Phase-field gradient theory

TL;DR

This paper develops a generalized phase-field gradient theory for enriched continua, incorporating second gradients, microtractions, and thermodynamic constraints, leading to new phase-field equations and boundary conditions.

Contribution

It introduces a comprehensive phase-field gradient theory based on microforce balances, including second gradients and microtractions, and generalizes existing phase-field models with thermodynamic consistency.

Findings

Derived generalized phase-field equations, including Swift-Hohenberg and phase-field crystal models.

Characterized microtraction fields and boundary conditions in enriched continua.

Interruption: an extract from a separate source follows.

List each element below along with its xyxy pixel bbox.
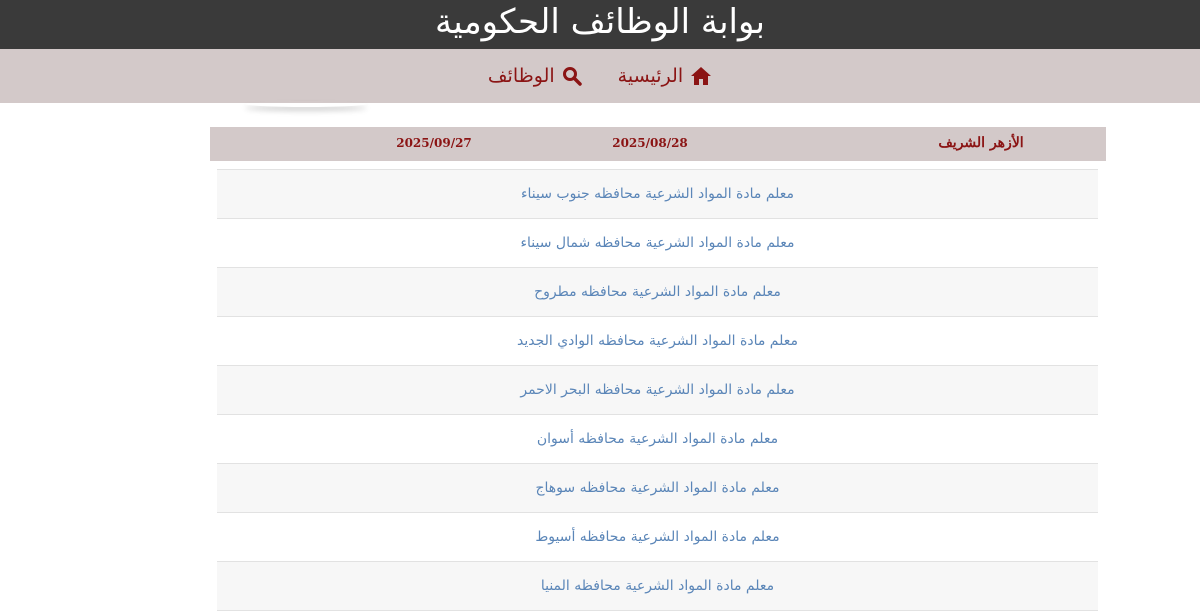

Ensured thermodynamic consistency of the proposed phase-field models.

Abstract

We propose a phase-field theory for enriched continua. To generalize classical phase-field models, we derive the phase-field gradient theory based on balances of microforces, microtorques, and mass. We focus on materials where second gradients of the phase field describe long-range interactions. By considering a nontrivial interaction inside the body, described by a boundary-edge microtraction, we characterize the existence of a microhypertraction field, a central aspect of this theory. On surfaces, we define the surface microtraction and the surface-couple microtraction emerging from internal surface interactions. We explicitly account for the lack of smoothness along a curve on surfaces enclosing arbitrary parts of the domain. In these rough areas, internal-edge microtractions appear. We begin our theory by characterizing these tractions. Next, in balancing microforces and microtorques, we arrive at the field equations. Subject to thermodynamic constraints, we develop a general set of constitutive relations for a phase-field model where its free-energy density depends on second gradients of the phase field. A priori, the balance equations are general and independent of constitutive equations, where the thermodynamics constrain the constitutive relations through the free-energy imbalance. To exemplify the usefulness of our theory, we generalize two commonly used phase-field equations. We propose a 'generalized Swift-Hohenberg equation'-a second-grade phase-field equation-and its conserved version, the 'generalized phase-field crystal equation'-a conserved second-grade phase-field equation. Furthermore, we derive the configurational fields arising in this theory. We conclude with the presentation of a comprehensive, thermodynamically consistent set of boundary conditions.